Objective: Pharmacists are health professionals who are ideally positioned to perform a primary health care role. However, the definition of professional value needs to be considered not just as professional education and skills, but also in terms of how consumers perceive it. The main aim of this work was to explore the public's perceptions and attitudes towards community pharmacy in Portugal.
Methods: A pure qualitative approach was undertaken. The data were collected through a semi-structured interview, conducted with a 'snowball' like sample. First, individuals (n = 15) were interviewed, allowing for adjustment and validation of the interview schedule, followed latter by group interviews with adults in rural and urban areas. Group participants (n = 25) were asked about their behaviour and beliefs, resulting from their perceptions of community pharmacies, pharmacists and medicines. Future expectations regarding the community pharmacy service were also explored. The interviews were tape recorded and transcribed verbatim. An iterative, reflexive coding process was applied, assisted by the qualitative software package QSR NUD*IST v4. The inductive analysis of the extracted codes assembled those codes into themes.
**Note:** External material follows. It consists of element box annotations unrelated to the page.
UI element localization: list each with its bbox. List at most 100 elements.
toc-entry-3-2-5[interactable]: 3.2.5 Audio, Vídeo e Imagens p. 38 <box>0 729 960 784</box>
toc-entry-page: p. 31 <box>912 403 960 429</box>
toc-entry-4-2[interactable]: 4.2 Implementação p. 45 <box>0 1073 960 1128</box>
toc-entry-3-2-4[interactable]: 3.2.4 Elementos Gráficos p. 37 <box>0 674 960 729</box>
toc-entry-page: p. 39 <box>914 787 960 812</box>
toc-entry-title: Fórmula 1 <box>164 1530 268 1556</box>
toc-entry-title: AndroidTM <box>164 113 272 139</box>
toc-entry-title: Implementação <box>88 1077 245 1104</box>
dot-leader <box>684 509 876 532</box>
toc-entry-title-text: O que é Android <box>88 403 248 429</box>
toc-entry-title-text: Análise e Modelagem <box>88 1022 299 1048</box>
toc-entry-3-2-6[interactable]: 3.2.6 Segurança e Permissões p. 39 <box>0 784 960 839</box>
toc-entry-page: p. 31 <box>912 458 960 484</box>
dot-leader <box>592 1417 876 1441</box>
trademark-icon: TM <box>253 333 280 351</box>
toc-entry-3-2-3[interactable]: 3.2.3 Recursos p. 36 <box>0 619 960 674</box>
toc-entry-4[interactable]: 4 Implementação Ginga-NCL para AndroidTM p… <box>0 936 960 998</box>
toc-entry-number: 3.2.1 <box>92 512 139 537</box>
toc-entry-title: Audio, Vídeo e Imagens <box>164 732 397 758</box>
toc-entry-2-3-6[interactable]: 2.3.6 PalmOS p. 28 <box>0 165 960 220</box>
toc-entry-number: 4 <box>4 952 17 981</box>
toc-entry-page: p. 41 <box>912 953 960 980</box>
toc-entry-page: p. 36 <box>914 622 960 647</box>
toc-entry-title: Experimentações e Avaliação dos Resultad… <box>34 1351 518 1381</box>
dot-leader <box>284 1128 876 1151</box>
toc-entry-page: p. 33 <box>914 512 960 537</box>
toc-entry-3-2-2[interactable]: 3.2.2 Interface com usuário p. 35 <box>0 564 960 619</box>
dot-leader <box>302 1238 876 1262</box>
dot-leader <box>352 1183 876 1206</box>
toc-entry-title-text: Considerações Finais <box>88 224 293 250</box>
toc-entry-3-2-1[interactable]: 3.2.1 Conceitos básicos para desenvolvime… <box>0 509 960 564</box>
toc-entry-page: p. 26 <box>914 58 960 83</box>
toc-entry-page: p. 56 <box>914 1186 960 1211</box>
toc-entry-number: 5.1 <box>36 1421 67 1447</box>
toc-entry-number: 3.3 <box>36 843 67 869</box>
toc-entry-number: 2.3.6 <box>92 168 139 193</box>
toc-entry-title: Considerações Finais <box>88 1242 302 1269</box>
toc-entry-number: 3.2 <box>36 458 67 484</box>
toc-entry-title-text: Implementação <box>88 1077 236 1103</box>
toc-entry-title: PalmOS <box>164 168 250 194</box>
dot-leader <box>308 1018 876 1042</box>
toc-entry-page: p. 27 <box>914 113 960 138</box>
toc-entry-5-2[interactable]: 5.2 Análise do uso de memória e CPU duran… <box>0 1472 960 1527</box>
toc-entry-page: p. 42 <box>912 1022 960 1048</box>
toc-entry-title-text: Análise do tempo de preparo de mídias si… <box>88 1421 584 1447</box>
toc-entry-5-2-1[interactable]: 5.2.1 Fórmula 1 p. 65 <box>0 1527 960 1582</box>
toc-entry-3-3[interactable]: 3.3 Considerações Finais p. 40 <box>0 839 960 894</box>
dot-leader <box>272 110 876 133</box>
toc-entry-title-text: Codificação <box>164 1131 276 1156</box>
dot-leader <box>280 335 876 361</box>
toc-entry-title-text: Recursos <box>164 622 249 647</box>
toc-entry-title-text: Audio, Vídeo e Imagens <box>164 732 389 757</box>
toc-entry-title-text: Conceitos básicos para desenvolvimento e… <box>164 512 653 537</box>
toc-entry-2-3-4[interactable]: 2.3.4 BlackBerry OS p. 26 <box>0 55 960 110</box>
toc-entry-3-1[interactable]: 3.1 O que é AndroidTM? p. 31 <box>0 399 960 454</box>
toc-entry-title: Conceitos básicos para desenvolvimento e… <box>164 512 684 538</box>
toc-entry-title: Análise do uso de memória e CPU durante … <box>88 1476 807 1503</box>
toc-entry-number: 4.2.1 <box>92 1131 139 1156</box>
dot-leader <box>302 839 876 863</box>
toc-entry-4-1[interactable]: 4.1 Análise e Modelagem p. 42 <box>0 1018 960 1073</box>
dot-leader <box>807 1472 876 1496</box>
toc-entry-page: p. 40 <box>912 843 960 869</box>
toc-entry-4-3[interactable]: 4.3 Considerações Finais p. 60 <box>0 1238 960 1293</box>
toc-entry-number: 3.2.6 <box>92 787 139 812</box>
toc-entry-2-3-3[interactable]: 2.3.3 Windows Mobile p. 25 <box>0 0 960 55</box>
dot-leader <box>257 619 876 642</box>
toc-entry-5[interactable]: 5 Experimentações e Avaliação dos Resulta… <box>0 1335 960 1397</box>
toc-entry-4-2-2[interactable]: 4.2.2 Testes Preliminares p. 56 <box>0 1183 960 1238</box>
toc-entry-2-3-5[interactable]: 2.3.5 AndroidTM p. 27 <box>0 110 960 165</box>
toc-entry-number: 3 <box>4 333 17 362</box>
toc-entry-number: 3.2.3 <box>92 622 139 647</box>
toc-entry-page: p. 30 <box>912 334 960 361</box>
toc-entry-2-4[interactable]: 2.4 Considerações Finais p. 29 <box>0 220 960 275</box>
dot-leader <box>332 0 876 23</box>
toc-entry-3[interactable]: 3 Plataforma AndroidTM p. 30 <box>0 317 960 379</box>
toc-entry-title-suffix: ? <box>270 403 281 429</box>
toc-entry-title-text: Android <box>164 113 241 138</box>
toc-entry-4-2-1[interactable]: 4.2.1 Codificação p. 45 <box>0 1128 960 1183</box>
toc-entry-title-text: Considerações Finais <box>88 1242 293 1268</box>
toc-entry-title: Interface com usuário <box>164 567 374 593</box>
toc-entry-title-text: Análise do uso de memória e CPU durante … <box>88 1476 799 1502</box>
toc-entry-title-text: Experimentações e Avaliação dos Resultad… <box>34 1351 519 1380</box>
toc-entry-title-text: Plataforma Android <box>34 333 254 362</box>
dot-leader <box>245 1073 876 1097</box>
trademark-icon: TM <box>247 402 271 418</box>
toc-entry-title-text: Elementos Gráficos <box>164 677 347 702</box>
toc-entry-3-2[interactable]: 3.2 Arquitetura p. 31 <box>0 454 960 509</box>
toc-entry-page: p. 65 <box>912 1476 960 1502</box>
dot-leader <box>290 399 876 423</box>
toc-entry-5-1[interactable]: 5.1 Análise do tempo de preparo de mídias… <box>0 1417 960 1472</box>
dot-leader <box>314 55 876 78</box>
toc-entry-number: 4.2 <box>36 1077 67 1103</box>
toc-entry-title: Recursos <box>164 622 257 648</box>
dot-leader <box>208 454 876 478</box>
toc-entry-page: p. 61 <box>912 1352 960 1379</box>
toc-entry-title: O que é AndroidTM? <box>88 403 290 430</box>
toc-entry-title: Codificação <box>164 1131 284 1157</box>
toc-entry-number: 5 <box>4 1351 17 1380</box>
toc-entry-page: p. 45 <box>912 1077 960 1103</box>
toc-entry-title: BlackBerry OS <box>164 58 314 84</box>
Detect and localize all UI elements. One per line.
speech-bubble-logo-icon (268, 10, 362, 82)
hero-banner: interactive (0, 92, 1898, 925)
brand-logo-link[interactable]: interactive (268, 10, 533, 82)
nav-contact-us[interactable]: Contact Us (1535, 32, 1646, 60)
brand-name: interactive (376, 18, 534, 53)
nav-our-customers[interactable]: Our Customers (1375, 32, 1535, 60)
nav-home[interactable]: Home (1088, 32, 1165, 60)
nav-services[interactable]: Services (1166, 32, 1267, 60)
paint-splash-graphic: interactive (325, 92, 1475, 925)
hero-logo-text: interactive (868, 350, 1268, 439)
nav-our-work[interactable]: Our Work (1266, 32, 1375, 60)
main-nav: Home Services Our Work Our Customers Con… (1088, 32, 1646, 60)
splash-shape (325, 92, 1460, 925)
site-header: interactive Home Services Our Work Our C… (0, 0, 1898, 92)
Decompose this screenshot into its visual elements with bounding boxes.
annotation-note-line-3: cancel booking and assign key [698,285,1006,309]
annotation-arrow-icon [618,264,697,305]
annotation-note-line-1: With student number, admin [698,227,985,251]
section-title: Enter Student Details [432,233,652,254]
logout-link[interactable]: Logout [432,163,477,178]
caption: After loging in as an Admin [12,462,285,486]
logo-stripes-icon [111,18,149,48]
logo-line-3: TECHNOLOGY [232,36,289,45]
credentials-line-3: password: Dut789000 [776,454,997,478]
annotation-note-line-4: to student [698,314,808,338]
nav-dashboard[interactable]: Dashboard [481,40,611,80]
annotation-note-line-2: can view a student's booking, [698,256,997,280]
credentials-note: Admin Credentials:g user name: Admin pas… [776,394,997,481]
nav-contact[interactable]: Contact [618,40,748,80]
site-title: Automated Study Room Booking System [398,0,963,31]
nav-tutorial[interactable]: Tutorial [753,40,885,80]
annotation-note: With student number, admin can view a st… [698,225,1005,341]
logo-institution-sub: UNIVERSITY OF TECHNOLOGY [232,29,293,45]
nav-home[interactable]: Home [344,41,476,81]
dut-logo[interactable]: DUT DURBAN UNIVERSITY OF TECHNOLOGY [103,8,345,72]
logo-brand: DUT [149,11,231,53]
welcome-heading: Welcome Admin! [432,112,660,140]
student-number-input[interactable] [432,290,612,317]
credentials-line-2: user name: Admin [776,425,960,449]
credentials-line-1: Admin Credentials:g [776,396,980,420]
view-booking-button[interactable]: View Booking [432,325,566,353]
Results and discussion: This article will mainly focus on community pharmacy service representations and cognitions (theme A) and community pharmacy evaluative perceptions and behaviours (theme B). Participants displayed general and contradictory ideas about the actual functions of the pharmacist, including weak conceptualizations and a positive demand for services in relation to product supply. This superficial understanding is in line with previous results from satisfaction studies, confirming a low expectation level. The public's poor knowledge and low expectations can justify a reduced desire for an extended role of the pharmacist in the community. This uncertain service conceptualization does not define the professional responsibility from a consumer's perspective.
Conclusions: Although these results allow for the development of a framework to describe the perceptions of community pharmacy users, further research is needed to determine the prevalence of these and other possible results.